2. ~170 token wake-up is not the default runtime path today
The current runtime wake-up path is still a longer multi-layer text assembly, not the ~170 token AAAK wake-up that appeared repeatedly in earlier README/book wording. That smaller number is closer to a target state described in the README than to the current CLI's default output.
This difference matters in practice because it changes how users reason about cost, latency, and local-model usability.
3. Hall / Closet / agent architecture is narrated more completely than implemented
In the story, MemPalace is often described as a richly layered, automatically routed cognitive architecture with specialist agents. In the current open-source implementation, the stable primary path is much closer to:
wingroom- drawers
- optional metadata and auxiliary tools
Hall, Closet, automatic routing, and built-in reviewer/architect/ops agent workflows often read more like design vocabulary, interface vision, or README worldview than like step-for-step default runtime reality.

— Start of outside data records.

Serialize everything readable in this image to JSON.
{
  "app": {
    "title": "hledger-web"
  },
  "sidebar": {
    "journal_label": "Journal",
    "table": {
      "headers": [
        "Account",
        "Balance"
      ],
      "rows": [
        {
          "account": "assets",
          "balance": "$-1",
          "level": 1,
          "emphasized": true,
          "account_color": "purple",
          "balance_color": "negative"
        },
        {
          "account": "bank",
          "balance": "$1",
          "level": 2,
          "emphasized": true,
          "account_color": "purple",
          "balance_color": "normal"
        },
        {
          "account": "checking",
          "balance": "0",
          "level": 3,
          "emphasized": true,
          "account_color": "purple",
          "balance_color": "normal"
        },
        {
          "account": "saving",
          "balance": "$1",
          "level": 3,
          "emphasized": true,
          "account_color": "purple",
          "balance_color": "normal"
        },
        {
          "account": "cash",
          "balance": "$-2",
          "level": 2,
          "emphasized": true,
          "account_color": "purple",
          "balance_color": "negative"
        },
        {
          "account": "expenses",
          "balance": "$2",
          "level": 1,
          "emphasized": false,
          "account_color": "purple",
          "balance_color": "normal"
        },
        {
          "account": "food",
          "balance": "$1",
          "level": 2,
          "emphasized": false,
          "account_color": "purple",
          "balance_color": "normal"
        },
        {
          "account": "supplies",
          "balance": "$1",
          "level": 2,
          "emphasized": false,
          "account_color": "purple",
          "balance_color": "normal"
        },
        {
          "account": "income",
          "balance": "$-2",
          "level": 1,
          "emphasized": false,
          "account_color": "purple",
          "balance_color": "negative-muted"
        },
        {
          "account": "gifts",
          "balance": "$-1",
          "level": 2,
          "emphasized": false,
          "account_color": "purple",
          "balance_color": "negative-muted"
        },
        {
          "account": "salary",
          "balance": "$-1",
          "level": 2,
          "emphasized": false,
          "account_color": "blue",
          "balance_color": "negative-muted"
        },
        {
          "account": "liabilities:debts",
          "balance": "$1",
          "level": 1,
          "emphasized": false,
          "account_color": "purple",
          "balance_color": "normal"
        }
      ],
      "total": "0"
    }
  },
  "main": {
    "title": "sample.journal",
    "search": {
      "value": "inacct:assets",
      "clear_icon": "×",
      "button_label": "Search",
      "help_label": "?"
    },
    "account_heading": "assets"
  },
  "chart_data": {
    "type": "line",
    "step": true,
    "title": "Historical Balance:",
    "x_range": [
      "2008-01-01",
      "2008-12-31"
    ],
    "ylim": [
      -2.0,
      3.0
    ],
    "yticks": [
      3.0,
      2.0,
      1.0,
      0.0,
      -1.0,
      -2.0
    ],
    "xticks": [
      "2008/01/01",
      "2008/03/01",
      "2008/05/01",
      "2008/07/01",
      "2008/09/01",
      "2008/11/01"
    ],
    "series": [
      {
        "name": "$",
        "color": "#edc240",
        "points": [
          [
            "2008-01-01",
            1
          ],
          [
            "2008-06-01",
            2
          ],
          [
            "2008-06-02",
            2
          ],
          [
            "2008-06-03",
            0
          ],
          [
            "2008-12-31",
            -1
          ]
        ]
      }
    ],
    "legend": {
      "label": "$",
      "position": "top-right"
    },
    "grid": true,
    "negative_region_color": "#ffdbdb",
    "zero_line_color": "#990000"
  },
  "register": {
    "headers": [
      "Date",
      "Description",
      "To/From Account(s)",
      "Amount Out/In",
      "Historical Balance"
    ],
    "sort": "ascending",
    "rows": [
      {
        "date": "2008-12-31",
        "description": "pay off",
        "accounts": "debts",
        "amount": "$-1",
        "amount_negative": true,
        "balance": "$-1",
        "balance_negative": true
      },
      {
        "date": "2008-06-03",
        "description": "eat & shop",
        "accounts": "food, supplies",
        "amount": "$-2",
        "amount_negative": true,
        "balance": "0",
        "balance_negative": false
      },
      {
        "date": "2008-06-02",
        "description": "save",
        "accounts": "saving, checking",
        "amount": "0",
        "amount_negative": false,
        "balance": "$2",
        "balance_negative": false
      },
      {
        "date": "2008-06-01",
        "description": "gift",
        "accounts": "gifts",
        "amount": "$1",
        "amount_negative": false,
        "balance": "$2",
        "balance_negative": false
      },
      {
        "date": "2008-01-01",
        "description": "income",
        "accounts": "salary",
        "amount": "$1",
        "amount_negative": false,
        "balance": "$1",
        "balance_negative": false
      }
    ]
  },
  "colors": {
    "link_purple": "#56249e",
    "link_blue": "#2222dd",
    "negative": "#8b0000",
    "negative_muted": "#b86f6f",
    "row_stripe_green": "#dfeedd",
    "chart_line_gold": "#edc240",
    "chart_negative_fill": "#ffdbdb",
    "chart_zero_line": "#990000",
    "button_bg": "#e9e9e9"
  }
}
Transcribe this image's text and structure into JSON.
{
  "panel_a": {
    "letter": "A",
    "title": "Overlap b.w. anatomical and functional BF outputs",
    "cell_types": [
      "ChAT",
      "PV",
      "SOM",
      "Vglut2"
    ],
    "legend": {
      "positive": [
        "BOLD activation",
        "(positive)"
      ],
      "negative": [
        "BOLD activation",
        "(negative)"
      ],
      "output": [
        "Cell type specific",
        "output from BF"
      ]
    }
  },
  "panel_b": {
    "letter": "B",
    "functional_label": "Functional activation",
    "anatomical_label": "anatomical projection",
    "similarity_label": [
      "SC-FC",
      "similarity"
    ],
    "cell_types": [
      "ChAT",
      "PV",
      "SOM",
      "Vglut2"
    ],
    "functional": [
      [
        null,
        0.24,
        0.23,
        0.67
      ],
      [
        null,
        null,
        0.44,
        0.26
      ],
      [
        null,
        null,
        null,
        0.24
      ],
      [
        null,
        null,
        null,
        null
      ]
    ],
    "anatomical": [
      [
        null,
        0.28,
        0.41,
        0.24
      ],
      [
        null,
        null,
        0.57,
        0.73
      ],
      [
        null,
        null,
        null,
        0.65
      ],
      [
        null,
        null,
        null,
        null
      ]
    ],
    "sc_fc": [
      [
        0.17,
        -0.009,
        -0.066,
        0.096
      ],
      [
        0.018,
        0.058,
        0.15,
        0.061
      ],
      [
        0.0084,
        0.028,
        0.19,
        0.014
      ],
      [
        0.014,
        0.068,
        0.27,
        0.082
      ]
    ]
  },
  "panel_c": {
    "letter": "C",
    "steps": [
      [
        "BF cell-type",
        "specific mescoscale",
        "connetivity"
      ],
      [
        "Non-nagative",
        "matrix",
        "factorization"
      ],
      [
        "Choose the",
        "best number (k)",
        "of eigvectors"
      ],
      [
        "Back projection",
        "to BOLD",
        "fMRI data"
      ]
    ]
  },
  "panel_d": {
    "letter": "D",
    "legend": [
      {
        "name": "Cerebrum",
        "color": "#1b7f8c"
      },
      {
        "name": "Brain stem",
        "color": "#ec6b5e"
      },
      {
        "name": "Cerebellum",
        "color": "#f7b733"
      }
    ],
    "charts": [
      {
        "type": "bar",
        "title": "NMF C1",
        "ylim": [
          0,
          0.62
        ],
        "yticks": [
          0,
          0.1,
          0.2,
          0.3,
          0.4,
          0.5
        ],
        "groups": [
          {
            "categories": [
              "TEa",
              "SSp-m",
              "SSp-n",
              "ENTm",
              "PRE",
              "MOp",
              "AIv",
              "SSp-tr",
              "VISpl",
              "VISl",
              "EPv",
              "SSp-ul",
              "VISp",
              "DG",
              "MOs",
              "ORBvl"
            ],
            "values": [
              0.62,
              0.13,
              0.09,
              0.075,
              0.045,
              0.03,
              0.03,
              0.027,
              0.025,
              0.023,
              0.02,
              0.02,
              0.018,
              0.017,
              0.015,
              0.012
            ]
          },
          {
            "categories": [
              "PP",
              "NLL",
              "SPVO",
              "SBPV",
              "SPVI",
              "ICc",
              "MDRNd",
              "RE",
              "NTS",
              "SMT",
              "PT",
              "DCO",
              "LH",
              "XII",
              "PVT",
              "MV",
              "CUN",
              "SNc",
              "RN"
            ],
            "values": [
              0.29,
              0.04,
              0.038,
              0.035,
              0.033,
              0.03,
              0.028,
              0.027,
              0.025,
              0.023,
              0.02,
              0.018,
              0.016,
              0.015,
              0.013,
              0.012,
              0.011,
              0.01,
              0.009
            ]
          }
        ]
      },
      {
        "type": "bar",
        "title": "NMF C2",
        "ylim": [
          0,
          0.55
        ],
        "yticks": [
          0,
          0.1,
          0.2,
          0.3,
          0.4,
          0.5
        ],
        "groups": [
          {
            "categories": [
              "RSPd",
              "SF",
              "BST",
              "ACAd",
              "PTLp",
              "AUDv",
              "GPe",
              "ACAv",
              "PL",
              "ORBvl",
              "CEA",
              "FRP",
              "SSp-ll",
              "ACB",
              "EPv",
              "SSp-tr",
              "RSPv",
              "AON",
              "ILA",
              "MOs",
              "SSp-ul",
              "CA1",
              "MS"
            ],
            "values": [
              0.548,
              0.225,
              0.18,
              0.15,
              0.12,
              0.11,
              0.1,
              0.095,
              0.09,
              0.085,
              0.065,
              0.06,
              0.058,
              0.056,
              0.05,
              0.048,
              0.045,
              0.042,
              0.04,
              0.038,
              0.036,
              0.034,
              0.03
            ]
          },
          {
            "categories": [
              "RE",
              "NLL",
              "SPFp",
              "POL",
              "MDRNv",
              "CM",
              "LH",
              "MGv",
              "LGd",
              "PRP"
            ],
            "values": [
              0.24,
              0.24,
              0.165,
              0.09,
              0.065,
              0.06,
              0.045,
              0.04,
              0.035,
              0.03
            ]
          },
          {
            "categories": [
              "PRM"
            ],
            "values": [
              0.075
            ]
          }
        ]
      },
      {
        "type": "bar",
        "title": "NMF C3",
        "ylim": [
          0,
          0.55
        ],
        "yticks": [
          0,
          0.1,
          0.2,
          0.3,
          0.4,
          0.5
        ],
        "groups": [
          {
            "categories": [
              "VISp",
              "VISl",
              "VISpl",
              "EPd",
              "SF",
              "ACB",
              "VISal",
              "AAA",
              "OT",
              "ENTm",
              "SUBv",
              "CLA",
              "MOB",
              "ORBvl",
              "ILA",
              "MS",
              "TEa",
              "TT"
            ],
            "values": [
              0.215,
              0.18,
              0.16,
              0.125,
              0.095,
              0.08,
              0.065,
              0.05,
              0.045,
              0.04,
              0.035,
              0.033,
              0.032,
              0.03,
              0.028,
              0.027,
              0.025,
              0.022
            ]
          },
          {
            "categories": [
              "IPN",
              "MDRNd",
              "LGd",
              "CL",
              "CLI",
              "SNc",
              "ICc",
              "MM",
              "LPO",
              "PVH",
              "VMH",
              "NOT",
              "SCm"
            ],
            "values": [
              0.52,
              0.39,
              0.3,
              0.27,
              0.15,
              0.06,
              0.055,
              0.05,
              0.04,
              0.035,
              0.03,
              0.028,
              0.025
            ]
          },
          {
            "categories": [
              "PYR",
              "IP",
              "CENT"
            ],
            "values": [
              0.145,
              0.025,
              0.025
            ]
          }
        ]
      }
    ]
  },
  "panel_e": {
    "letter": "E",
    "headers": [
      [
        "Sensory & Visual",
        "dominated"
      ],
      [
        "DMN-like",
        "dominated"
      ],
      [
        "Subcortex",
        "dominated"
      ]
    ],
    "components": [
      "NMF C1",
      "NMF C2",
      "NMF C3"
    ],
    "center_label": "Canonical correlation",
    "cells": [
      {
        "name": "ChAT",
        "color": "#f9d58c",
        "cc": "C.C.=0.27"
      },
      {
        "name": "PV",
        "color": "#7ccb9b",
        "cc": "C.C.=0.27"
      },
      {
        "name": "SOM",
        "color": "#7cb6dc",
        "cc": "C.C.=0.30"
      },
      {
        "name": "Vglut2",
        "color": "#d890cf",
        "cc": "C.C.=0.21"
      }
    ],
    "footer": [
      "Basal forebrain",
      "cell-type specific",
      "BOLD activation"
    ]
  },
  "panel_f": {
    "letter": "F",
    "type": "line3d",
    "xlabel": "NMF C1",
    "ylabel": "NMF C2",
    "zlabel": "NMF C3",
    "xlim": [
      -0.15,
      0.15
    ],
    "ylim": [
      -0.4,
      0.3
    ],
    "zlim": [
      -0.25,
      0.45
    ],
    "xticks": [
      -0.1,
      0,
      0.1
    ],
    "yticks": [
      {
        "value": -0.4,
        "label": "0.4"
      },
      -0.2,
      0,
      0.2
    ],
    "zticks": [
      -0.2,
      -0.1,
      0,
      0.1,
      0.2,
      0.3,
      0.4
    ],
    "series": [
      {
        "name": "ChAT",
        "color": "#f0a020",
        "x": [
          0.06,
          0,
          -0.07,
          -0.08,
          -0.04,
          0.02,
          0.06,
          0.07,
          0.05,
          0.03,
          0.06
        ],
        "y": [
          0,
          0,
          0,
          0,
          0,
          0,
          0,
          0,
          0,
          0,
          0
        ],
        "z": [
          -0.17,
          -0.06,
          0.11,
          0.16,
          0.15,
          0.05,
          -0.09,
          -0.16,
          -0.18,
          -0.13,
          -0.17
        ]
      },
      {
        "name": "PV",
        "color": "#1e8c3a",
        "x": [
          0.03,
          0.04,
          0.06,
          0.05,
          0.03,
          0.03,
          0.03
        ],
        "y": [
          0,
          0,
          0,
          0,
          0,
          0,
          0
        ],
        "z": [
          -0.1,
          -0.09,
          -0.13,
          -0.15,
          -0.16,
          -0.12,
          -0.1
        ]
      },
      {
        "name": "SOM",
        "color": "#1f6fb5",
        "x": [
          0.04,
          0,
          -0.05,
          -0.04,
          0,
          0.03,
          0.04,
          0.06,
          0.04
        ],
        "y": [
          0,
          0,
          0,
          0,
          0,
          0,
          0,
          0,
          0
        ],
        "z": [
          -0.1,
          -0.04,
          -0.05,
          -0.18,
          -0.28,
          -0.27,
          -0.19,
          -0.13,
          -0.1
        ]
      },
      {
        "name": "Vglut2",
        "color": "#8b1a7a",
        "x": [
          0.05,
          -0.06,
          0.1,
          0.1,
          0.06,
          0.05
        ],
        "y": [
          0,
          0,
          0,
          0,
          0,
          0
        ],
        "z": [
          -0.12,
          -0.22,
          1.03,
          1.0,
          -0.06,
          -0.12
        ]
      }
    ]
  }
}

III. What Can Only Be Rated Medium Confidence
1. Benchmark results are not the same thing as default product behavior
The repository really does contain benchmark scripts, and it really does contain raw / hybrid / rerank paths. The issue is that readers can easily misread "100% on a benchmark" as "the default product path is already 100%." That is not accurate.
A more rigorous reading is:
- raw retrieval is a real product capability
- hybrid / rerank is a stronger but more complex evaluation or experimental path
- the benchmark ceiling is not identical to the default product path
So the benchmark is not fake, but it is easy to overread.
2. Local-first is broadly credible, but absolute wording needs caution
One of MemPalace's core value claims is local-first. Based on the current repository, that direction is broadly credible: the main storage, retrieval, normalization, and chunking paths run locally and do not depend on SaaS APIs.
But if you state it as "finish installation, unplug immediately, and every scenario works with no caveats," that goes too far. Default embedding assets, optional benchmark rerank, and Wikipedia lookup-style boundaries still exist. The more accurate version is:
It is a local-first system, not an absolutely proven offline-for-every-cold-start scenario system.
IV. Overall Judgment
If the question is: "Is it a pure scam?"
My answer is: It does not look like one.
Pure scam projects usually have three traits:
- no real runnable code
- key capabilities exist only in videos or marketing language
- once you follow the call chain, the core logic turns out to be empty
MemPalace does not fit that pattern. It has real ingestion code, real local storage, real search, real MCP tooling, and some genuinely useful engineering ideas.
But if the question is: "Is anything clearly overstated?"
My answer is also: Yes, and in a systematic way.
The overstatement does not mainly take the form of fake code. It mainly comes from blending together three different layers:
- the current default implementation
- benchmark / experimental paths
- README and design-vision narrative
Once those three layers are mixed, readers will overestimate project maturity.
So the fairest conclusion is neither "scam" nor "masterpiece," but:
A project with real engineering substance, but a persistent tendency for the narrative to outrun the implementation.
V. How to Read This Project
If you plan to keep reading this book or evaluating MemPalace, the safest order is:
- Trust the primary code path first:
normalize -> chunk -> store -> search -> MCP - Then read the benchmarks, separating raw, hybrid, and rerank
- Only then read the README / AAAK / Hall / Closet / agent narrative, defaulting to "direction" rather than "current state"
If you reverse that order, it is very easy to be pulled in by the worldview first and then keep discovering implementation gaps afterward.
The point of this appendix is not to "sentence the project." It is to give readers a steadier ruler: confirm what is already true, then discuss where it should go next.